Sesampainya di Pulau Bacan, tepatnya di Pelabuhan Babang, kami lagi-lagi disambut oleh tarian adat kali ini adalah tarian Cakalele yang dibawakan oleh sejumlah anak-anak kecil laki-laki dan perempuan seumuran SD. Kedatangan kami di Pulau Bacan tidak hanya disambut oleh para penari cilik tersebut tapi juga disambut oleh pejabat daerah setempat, dan tidak lupa disambut oleh teriknya matahari Pulau Bacan yang sangat menyengat. Setelah terlebih dahulu dijamu makan siang di Pendopo Bupati Bacan kami melanjutkan wisata ke tempat-tempat bersejarah di Pulau Bacan yaitu Masjid Sultan Bacan, Keraton Sultan Bacan, Benteng Bernaveld dan Rumah Putih.

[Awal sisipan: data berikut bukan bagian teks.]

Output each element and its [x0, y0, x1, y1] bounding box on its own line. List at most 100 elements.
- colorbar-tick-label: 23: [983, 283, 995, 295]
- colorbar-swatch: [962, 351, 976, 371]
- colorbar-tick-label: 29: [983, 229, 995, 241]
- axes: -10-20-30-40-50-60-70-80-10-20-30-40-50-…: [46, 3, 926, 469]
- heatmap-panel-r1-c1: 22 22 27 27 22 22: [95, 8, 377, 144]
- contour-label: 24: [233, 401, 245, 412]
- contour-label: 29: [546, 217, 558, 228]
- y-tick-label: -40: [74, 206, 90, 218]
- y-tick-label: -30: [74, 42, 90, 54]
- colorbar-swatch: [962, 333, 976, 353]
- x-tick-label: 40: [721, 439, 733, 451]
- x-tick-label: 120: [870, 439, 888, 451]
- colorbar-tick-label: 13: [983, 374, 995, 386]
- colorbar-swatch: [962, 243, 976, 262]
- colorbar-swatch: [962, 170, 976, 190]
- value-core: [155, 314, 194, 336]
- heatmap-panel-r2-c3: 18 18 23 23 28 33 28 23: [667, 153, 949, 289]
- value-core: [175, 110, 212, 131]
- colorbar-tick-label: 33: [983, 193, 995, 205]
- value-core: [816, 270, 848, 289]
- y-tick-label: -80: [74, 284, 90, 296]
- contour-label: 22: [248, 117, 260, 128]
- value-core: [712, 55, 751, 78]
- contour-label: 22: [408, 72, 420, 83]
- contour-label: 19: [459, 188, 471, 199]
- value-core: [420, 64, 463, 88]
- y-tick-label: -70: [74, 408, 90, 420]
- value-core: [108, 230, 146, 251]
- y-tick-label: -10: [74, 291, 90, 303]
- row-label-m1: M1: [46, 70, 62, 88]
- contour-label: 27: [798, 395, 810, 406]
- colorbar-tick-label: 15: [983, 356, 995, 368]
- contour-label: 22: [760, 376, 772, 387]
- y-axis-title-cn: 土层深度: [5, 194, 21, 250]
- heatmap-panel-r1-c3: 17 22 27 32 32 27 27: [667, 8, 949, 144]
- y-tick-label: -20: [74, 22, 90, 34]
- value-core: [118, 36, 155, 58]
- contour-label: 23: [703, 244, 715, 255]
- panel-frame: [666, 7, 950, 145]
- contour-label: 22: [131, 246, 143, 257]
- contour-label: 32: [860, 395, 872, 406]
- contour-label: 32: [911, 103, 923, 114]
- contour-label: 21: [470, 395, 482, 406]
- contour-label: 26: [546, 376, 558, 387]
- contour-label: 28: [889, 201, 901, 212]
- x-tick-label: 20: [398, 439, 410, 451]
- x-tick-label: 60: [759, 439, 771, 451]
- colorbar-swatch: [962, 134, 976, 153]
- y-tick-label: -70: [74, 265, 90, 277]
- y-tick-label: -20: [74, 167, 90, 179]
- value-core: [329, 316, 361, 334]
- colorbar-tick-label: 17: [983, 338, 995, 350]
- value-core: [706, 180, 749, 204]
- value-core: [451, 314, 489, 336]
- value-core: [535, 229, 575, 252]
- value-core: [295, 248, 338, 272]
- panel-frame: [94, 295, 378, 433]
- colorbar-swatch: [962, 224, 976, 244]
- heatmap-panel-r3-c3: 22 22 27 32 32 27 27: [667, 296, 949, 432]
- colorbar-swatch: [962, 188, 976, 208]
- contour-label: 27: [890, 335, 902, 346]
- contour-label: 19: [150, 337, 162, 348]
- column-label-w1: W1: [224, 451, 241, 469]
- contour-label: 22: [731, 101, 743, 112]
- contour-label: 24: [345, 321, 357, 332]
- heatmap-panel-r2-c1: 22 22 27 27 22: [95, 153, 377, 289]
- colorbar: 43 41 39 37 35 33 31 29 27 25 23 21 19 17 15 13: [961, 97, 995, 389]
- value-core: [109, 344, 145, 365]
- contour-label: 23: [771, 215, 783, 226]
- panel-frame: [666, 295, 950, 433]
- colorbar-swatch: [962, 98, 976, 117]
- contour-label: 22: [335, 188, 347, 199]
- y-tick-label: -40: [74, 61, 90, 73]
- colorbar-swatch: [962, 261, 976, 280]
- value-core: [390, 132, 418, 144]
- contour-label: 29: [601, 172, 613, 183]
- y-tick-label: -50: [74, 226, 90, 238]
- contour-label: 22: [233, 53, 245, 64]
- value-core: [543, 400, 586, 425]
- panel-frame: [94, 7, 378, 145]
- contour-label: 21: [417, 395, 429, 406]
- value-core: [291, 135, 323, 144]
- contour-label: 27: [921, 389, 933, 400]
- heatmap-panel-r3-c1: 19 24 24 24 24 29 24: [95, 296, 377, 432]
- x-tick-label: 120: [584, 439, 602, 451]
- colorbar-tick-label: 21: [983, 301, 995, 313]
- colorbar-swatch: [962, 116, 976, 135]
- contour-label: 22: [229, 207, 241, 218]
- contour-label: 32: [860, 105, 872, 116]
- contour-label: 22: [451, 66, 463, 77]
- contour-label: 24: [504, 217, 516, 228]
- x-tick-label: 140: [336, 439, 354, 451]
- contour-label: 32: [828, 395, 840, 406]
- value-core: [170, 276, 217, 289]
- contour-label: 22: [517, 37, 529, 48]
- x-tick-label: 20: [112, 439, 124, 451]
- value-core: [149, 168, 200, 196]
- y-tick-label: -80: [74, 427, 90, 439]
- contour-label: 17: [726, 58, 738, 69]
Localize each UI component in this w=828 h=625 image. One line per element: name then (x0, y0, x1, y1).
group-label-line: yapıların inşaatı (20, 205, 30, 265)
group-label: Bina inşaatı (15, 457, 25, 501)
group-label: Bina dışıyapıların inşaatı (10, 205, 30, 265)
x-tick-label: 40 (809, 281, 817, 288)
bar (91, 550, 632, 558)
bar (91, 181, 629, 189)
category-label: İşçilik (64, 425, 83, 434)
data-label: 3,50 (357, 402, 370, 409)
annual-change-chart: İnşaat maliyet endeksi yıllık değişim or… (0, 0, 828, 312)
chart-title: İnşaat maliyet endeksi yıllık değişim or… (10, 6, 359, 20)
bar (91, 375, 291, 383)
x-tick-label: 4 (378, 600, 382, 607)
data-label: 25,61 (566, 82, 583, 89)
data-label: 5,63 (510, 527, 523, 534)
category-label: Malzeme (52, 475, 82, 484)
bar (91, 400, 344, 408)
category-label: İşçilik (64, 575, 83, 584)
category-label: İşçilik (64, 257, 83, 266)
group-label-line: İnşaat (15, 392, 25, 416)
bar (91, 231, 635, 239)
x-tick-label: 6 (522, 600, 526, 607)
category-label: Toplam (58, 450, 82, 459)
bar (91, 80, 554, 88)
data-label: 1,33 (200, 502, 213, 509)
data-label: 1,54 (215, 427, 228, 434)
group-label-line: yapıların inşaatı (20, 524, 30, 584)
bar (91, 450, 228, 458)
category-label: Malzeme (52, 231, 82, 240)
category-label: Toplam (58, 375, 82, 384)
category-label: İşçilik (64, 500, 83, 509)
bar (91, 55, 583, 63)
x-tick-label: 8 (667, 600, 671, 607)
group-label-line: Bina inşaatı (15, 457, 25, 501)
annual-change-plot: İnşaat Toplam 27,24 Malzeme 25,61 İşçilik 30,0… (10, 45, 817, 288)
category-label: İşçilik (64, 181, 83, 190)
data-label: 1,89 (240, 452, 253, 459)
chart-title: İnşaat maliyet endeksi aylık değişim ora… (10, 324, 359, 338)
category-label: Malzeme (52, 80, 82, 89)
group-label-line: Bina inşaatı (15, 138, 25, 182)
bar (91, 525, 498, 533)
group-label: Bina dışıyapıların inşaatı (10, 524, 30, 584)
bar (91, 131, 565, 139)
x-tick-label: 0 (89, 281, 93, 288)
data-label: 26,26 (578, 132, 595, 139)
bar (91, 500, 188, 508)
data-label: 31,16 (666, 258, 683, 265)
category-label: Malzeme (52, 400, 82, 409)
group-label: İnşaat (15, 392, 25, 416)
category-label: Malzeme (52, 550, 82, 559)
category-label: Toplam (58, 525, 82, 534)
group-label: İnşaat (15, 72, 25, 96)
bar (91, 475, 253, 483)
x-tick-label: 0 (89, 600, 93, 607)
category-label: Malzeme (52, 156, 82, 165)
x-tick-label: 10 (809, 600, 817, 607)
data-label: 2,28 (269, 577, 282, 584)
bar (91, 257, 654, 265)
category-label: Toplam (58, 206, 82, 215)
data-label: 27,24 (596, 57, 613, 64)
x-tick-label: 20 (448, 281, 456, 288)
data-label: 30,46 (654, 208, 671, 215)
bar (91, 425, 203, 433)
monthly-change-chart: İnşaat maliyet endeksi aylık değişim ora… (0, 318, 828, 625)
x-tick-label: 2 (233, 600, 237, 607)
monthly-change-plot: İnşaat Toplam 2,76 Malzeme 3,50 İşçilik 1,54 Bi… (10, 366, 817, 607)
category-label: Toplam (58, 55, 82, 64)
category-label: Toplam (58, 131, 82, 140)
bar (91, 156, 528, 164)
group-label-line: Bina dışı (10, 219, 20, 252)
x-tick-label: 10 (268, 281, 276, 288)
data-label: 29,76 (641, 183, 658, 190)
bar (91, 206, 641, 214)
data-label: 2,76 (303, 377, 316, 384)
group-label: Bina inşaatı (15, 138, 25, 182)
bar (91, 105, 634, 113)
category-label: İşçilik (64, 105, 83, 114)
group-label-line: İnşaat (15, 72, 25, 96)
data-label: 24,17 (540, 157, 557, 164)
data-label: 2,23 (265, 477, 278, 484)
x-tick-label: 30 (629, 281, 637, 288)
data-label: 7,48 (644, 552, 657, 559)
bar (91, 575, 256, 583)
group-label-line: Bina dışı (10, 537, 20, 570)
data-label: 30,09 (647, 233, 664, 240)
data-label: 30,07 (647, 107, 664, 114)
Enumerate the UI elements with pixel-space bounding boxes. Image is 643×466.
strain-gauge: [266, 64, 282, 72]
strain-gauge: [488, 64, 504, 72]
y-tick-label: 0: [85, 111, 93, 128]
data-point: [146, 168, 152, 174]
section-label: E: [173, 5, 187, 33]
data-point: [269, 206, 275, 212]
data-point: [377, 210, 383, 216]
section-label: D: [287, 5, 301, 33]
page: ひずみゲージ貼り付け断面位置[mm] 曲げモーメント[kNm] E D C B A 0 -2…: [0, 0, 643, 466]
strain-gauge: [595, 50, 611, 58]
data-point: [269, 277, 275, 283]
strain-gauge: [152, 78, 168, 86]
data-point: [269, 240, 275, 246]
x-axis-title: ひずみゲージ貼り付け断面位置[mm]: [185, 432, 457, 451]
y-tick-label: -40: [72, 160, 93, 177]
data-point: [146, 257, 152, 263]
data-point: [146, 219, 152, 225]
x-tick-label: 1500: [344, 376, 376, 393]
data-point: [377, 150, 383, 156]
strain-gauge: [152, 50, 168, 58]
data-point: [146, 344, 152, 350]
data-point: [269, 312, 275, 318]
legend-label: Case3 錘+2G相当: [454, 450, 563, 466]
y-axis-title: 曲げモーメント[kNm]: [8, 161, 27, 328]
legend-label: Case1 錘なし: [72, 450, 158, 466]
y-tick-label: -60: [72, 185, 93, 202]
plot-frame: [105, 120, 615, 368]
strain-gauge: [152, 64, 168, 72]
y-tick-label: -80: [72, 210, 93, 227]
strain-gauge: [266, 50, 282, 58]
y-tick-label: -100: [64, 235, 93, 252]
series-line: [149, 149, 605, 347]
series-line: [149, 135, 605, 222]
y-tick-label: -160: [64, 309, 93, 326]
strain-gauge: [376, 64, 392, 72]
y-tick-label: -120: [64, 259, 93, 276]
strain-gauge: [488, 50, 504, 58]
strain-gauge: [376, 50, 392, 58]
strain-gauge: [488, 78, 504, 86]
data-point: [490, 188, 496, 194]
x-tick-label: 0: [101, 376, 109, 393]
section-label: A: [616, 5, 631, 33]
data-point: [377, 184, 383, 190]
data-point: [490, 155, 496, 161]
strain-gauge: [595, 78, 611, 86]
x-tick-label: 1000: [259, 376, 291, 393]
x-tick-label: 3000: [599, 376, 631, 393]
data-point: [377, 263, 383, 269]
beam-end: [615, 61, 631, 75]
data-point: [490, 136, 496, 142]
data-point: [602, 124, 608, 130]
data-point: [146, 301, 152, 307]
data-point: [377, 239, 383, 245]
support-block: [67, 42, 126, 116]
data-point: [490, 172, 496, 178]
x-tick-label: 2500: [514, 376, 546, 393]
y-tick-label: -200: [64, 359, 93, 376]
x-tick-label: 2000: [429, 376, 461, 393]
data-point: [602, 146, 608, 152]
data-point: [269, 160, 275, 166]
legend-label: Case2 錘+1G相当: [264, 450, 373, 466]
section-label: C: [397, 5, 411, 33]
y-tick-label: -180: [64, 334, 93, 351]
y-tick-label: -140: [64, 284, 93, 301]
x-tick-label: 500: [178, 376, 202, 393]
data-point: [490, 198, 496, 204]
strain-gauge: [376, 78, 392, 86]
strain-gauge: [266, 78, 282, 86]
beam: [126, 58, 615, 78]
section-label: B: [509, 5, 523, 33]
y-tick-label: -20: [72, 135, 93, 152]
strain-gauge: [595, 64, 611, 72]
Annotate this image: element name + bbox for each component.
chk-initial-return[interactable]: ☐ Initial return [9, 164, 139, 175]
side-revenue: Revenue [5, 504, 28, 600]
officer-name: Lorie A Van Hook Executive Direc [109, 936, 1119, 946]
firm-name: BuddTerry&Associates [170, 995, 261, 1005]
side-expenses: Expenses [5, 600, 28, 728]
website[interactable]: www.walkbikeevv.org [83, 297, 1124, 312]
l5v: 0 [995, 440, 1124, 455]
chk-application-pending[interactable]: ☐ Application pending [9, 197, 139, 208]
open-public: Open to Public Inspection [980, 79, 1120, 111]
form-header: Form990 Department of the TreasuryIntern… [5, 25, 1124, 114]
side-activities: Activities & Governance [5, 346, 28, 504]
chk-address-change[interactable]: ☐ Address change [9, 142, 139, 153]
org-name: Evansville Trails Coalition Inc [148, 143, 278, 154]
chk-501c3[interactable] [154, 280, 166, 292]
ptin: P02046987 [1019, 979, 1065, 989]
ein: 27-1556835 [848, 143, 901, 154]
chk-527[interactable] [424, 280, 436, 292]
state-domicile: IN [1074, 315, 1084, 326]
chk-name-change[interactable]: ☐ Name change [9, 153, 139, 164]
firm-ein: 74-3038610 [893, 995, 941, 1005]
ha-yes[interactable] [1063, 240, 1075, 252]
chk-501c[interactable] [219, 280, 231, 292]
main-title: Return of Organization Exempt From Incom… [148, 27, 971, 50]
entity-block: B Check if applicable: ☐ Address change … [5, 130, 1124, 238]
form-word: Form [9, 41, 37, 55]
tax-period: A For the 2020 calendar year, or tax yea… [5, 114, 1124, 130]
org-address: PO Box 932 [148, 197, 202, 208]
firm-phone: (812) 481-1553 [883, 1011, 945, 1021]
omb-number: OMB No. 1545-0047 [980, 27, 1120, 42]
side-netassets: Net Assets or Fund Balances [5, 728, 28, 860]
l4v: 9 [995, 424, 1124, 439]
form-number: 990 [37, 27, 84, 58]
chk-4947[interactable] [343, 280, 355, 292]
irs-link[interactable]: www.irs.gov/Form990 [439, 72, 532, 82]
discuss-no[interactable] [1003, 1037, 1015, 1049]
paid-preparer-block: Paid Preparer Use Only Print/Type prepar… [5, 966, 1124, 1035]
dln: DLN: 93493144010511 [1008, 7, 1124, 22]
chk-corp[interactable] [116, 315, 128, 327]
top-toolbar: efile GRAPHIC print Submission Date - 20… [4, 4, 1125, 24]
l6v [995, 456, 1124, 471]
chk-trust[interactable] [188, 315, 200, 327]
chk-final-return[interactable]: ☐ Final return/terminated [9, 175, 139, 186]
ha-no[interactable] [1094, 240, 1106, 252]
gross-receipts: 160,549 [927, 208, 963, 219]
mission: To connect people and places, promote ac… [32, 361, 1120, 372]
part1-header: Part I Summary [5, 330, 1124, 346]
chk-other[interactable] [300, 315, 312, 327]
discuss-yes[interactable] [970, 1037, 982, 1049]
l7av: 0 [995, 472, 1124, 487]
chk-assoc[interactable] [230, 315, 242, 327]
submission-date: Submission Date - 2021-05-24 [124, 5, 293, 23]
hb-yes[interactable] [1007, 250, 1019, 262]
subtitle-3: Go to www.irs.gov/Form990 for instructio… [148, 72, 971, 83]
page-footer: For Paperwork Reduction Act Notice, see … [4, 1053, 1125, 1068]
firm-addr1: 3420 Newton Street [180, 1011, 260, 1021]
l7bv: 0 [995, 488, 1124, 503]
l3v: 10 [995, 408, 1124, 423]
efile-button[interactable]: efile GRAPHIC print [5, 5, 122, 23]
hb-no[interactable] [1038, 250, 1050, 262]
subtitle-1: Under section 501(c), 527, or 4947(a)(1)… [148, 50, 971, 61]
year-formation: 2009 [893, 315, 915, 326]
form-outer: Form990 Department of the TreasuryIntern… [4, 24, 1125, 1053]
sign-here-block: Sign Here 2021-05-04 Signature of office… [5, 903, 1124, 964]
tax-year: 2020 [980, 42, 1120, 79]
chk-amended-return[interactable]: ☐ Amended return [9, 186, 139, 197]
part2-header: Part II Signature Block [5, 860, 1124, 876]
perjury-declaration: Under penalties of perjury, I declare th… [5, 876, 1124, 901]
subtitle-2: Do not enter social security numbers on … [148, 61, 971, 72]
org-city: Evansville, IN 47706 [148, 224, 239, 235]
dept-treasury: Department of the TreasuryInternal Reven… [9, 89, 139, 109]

Malam hari di Pulau Bacan kami kembali melakukan acara diskusi dengan Bupati Halmahera Selatan, Bapak Muhammad Kasuba, mengenai potensi daerahnya, pelayanan public yang disediakan pemerintah untuk masyarakat, strategi pembangunan wilayah Halmahera Selatan, serta bagaimana wilayah HalSel menghadapi kemandirian daerahnya dimasa depan. Acara diskusi malam itu ditutup dengan sebuah tarian asal Pulau Makean yaitu Tari Pergaulan, yang dibawakan oleh 3 pasang muda-mudi dengan diiringi music dan nyanyian tradisional.

Berdasarkan cerita-cerita dari anak2 cowok, ternyata mereka sempat mandi di laut di pulau bacan. Ada adegan bugil-bugilan gitu dan saya sendiri sempat lihat fotonya dari Edy. hahahaha... ternyata vulgar juga, mau diposting disini gak foto2nya?

cerita berlanjut....

1 komentar:

Princess_Kirara mengatakan...

Ohya,q tau adegan syur para cow-ok (sapi ok?) itu. Lha q bawa handycam og. Sempet terpikir mau bikin video 'panas'(maklum,P. Bacan kan emang hot bgt),tapi g jadi,gak ade gunanye,gak menjual sich..hehe..tapi diem2 panitia ada yang mau lho !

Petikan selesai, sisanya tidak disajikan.